All children presented with a positive electrocardiogram (ECG) finding suggestive of one of the three most common pediatric disorders causing SCD and identifiable by ECG: hypertrophic cardiomyopathy, Wolff-Parkinson-White syndrome, and long QT syndrome.

The researchers used information from existing literature, Medicaid fees, and expert judgement to develop simulation model assumptions.

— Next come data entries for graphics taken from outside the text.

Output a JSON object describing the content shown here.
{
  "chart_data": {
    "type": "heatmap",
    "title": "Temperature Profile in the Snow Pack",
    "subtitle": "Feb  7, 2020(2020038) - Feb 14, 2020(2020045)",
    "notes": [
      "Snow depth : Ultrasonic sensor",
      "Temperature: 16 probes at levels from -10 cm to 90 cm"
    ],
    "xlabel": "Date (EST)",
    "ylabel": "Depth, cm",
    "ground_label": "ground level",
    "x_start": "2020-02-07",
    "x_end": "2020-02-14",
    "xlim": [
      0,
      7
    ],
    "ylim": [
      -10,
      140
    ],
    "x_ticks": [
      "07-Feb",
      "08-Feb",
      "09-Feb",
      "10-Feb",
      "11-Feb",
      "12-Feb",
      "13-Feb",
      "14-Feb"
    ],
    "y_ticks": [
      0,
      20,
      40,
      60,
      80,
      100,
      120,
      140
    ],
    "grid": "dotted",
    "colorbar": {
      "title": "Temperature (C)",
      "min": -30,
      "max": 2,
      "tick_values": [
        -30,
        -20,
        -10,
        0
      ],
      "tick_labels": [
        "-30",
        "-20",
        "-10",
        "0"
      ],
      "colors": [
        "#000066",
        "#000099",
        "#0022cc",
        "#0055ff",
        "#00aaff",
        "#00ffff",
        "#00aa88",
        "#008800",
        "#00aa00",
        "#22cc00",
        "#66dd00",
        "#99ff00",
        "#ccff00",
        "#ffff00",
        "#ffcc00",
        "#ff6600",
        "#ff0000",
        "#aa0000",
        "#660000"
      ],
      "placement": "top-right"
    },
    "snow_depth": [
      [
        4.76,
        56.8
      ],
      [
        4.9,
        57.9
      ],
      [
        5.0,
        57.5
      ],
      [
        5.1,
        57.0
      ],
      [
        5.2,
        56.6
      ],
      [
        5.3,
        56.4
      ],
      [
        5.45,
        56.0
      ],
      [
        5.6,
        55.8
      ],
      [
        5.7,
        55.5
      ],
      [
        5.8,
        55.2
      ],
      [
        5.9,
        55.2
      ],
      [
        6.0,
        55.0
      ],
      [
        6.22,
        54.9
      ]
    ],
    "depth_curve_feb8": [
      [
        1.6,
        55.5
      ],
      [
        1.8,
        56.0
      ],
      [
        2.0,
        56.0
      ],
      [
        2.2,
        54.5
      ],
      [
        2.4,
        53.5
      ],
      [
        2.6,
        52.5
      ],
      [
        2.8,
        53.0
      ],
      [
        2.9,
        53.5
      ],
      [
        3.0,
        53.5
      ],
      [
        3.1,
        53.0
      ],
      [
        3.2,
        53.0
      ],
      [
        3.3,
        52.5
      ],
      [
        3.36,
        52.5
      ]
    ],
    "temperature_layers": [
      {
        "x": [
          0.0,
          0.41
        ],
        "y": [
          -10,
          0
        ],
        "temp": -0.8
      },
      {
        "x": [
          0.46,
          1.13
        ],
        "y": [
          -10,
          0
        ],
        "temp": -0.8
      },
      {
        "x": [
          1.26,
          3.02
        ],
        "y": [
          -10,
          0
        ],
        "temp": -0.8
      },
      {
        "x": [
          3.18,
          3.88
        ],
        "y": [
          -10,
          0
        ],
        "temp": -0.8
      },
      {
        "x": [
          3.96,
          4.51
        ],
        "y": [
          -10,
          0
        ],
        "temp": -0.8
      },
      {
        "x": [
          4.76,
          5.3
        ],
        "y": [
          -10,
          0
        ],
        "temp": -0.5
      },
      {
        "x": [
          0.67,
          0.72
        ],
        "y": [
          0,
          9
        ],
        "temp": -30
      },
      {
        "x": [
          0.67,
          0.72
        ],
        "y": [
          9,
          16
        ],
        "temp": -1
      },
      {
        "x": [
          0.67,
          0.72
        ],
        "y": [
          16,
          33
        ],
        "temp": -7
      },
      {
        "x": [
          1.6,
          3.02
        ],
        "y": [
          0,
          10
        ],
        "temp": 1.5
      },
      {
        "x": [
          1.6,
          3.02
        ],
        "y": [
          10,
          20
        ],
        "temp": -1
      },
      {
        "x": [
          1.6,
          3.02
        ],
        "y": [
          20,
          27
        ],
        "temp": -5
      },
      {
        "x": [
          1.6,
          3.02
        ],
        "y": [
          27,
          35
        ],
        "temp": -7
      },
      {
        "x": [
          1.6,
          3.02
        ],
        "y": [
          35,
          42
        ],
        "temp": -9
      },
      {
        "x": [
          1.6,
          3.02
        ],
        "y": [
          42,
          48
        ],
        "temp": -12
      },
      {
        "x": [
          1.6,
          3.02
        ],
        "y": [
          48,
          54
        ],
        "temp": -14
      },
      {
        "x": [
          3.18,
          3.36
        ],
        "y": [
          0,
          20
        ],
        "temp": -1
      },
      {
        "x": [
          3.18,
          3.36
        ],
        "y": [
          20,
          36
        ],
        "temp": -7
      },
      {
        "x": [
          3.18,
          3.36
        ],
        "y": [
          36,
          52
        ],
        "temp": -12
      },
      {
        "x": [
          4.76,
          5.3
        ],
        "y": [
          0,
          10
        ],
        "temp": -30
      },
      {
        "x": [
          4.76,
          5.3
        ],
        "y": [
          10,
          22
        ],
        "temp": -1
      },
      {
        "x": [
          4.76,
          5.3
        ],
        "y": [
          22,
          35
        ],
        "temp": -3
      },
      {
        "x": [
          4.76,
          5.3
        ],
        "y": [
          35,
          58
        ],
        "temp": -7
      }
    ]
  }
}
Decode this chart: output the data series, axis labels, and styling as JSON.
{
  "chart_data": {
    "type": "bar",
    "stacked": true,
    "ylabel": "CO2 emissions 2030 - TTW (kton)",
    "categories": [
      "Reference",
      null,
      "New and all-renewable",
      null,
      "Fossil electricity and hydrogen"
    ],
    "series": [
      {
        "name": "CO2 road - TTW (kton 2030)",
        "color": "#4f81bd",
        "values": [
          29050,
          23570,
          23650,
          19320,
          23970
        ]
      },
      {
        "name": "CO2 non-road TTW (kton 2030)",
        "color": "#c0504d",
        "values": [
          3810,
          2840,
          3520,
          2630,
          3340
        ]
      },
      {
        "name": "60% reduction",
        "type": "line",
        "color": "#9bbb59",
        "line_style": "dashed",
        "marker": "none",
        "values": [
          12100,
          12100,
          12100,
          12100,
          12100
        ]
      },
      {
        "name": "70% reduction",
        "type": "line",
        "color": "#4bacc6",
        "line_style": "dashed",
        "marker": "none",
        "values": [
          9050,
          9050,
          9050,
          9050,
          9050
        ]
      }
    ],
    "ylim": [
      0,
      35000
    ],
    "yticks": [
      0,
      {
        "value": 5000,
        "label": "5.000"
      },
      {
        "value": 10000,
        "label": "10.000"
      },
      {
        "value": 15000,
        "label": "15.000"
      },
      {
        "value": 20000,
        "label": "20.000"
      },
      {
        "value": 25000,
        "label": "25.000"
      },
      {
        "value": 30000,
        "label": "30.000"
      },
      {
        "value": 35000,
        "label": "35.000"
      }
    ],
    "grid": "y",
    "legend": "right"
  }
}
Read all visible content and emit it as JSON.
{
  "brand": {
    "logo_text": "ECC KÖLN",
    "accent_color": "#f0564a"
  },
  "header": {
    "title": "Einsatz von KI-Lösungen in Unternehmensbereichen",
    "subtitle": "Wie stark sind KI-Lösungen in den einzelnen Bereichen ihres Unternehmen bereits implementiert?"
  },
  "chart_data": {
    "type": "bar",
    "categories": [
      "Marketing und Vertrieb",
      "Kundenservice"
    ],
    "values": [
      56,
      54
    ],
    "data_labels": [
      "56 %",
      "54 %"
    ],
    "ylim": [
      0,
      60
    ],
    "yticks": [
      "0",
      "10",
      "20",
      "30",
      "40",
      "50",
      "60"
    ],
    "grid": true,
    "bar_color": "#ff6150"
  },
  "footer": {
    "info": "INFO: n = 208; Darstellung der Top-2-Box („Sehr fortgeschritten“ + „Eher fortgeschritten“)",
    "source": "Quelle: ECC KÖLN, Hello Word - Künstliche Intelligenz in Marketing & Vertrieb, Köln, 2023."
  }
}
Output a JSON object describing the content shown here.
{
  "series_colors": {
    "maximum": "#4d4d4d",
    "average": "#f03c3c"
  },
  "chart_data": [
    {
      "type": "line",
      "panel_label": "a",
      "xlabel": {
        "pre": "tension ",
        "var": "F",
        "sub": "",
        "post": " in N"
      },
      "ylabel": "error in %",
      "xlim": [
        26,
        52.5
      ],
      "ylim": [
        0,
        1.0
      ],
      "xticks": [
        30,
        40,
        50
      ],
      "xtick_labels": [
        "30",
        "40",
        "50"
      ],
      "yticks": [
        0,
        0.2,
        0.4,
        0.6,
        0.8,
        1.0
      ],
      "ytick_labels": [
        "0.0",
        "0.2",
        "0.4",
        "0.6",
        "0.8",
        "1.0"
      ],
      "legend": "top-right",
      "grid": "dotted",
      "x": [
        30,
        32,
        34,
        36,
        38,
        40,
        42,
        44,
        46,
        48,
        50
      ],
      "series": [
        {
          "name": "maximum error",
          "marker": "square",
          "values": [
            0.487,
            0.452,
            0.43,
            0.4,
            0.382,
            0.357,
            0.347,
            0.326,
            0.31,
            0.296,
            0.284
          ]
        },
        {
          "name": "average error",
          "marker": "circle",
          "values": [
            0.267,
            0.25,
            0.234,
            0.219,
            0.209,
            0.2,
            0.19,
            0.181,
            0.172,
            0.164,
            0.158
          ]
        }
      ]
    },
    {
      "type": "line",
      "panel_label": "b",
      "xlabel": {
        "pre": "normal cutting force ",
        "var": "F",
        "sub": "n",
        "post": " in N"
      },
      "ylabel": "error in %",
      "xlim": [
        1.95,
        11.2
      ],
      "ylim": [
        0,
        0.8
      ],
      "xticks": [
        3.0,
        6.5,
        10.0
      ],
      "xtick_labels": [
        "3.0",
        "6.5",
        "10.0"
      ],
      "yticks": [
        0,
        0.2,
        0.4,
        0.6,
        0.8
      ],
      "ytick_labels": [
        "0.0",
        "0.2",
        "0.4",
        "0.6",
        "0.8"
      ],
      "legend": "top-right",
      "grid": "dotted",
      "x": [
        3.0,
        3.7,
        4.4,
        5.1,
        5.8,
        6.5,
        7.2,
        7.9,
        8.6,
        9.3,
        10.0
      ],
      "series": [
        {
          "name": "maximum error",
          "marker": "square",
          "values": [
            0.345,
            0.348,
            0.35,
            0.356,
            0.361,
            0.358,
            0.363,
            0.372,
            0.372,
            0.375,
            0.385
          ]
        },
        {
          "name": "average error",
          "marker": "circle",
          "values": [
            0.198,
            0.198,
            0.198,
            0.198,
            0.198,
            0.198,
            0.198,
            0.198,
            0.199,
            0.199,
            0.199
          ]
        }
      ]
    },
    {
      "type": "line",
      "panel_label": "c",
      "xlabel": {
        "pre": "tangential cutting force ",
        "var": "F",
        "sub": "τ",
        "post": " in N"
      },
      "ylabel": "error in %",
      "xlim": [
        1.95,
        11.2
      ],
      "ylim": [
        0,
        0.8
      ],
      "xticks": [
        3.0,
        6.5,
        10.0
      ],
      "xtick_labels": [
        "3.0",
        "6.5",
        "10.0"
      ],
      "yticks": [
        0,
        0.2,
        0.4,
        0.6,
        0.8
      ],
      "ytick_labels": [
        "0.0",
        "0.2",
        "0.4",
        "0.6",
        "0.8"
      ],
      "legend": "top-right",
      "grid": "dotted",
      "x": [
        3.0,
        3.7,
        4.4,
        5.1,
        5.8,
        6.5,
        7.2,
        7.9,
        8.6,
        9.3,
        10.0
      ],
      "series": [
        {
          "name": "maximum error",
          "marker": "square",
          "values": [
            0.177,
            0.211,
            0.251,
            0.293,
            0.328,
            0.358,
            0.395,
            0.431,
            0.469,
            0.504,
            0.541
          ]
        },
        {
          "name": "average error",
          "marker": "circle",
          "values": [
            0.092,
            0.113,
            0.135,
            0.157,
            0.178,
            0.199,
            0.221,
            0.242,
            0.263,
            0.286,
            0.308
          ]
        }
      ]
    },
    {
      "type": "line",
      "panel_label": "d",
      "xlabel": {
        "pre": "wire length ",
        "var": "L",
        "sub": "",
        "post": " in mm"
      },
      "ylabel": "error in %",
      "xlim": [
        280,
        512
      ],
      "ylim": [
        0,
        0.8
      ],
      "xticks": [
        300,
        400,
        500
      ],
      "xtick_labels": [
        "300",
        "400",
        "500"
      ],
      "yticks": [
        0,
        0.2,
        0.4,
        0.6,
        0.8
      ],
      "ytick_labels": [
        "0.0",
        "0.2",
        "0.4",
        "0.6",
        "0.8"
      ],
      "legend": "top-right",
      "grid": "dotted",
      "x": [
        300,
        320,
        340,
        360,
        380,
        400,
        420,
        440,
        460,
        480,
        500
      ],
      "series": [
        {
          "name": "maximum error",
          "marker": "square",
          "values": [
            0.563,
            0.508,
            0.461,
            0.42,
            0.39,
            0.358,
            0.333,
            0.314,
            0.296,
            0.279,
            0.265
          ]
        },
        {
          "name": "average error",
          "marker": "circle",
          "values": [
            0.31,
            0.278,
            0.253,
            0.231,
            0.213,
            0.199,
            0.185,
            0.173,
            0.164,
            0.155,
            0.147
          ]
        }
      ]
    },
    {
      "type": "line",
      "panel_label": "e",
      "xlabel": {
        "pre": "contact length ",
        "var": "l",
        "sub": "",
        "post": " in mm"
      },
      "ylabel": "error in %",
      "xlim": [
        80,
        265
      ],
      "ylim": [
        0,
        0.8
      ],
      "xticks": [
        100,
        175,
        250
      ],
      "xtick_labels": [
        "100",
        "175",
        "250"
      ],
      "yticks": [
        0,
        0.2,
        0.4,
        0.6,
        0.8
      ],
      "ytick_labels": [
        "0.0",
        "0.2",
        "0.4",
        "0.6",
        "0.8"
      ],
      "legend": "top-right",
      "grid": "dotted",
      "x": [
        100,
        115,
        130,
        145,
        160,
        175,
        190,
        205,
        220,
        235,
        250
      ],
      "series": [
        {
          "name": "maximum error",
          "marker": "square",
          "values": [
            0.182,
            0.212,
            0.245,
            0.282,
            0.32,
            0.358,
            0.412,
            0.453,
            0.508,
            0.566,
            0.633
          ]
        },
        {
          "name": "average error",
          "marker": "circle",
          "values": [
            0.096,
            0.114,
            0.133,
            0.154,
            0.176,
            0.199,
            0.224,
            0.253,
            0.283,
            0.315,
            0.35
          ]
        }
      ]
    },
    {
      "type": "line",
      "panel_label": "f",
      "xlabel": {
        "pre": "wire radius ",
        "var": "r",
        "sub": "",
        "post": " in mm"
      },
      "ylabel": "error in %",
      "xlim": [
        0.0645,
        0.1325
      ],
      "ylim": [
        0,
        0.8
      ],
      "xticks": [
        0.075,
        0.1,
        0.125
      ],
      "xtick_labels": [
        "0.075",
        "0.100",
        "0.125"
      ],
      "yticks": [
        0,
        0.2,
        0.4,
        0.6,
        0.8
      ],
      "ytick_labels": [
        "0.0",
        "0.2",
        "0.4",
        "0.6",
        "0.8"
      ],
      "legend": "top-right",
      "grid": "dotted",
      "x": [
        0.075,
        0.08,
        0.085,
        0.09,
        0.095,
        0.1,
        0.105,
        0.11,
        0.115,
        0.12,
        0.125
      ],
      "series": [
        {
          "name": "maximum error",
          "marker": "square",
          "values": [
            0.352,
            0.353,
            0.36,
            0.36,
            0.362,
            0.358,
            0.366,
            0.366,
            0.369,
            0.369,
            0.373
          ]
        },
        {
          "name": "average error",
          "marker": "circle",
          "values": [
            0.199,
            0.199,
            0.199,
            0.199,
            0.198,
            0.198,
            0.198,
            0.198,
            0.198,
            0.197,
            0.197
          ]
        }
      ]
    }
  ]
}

They estimated that screening for all three conditions simultaneously would reduce SCD risk by 3.6-7.5x105 life-years, with projected life expectancy increases of 0.8-1.6 days per screened individual.

The incremental cost-effectiveness of screening was US$ 91,000-204,000 (€ 71,280-159,781) per life-year. Compared with other interventions, which often save life-years at US$ 50,000-110,000 (€ 39,162-86,156) or even less, this is expensive, say the authors, suggesting that "finite public health resources might be better spent elsewhere."

In a related commentary, J Philip Saul (Medical University of South Carolina, Charleston, USA) and Samuel Gidding (DuPont Hospital for Children, Delaware, USA) say that Leslie et al have "filled a critical gap in the evidence for screening to prevent SCD in children and adolescents, particularly by demonstrating the high cost of currently proposed prevention strategies."

They add that in order to prevent a significant portion of SCD in the young, a discussion of the best age to screen, the health benefits of ADHD medication, and sports participation, and the potential role of effective treatments at the point of SCD events are required.